I’ve been doing a lot of reading recently, mostly, I think, because I haven’t been able to do much writing. For me, writing requires a certain amount of head room, and I haven’t had enough of it. What seems to be happening lately is that life has been ratcheting my anxiety levels up a little tighter. This is a situation that will, hopefully, resolve itself soon enough. I know there are things I can do to lower my stress levels, meditation helps, structuring my day helps, triage helps, but sometimes the shit gets too deep and I cannot muster the mental space I need to get any writing done.

Which is not the end of the world.

In any event, over this past weekend I read ‘Columbine,’ by Dave Cullen. It is the definitive account of what really took place at the Colorado high school. The book is not written in anything like a linear fashion, Cullen jumps around in both time and viewpoint.

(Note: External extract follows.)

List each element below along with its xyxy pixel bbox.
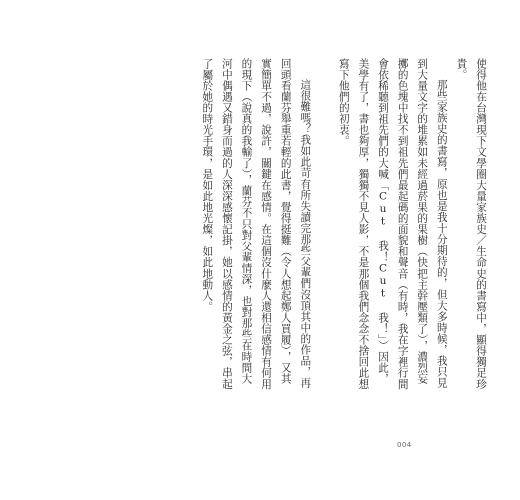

I’m guessing it took him more than a couple of years, both in the researching and the writing, and I’m willing to bet he came away with a few bruises. There’s no way you can immerse yourself that deeply, for that amount of time, into the mind and actions of a psychopath without suffering some damage. Reading the thing was hard enough. I wandered around talking to myself for a couple of days after I put it down.

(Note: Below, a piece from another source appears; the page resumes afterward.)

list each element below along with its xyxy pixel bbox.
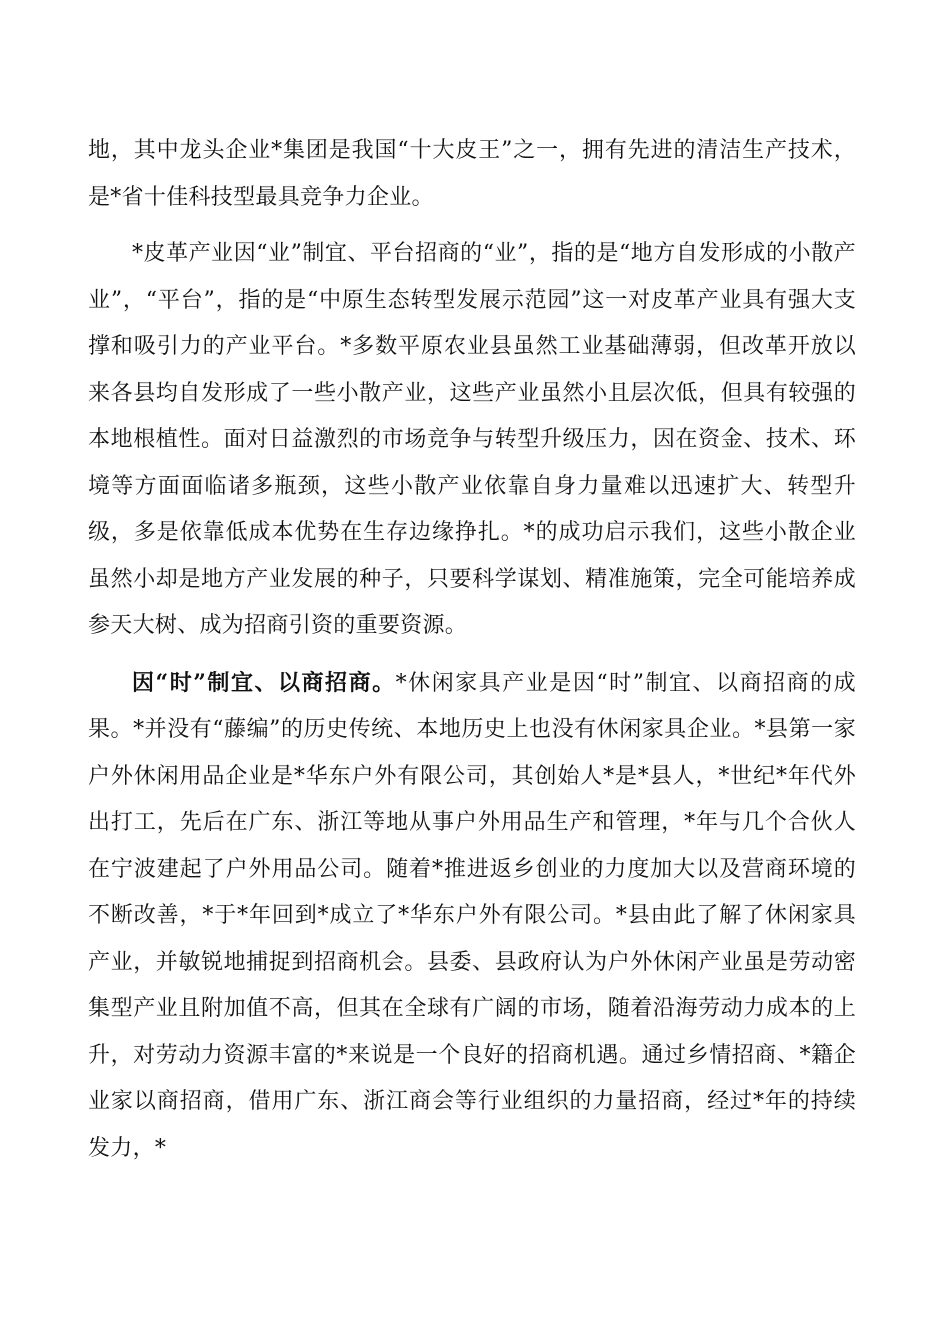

I choose to believe that most people are decent. The novelist John D. MacDonald once wrote that the desire to be helpful to other people was the basic glue that held civilization together, and I think he was probably right. As a writer, I know that the best villains are recognizably human. In our stories, we force them to make choices, and though the choices they make are sometimes bad or even evil, they still need to be understandable and relatable. The eighteen year old at the center of Columbine, Eric Harris, was a true psychopath, one with a rare sadistic twist. Experiencing his story through his journals, videos, actions and thought process was a wrenching experience, and Cullen dispels the notion that Harris’ dysfunctions had anything whatever to do with violent movies, video games, or some supposed shift in American culture.

The truth is, Harris was born broken, and there is as yet no treatment on this planet that could have healed him. His explosion was inevitable.

And he knew it.

‘Columbine’ is a terrific book. Read it at your own risk.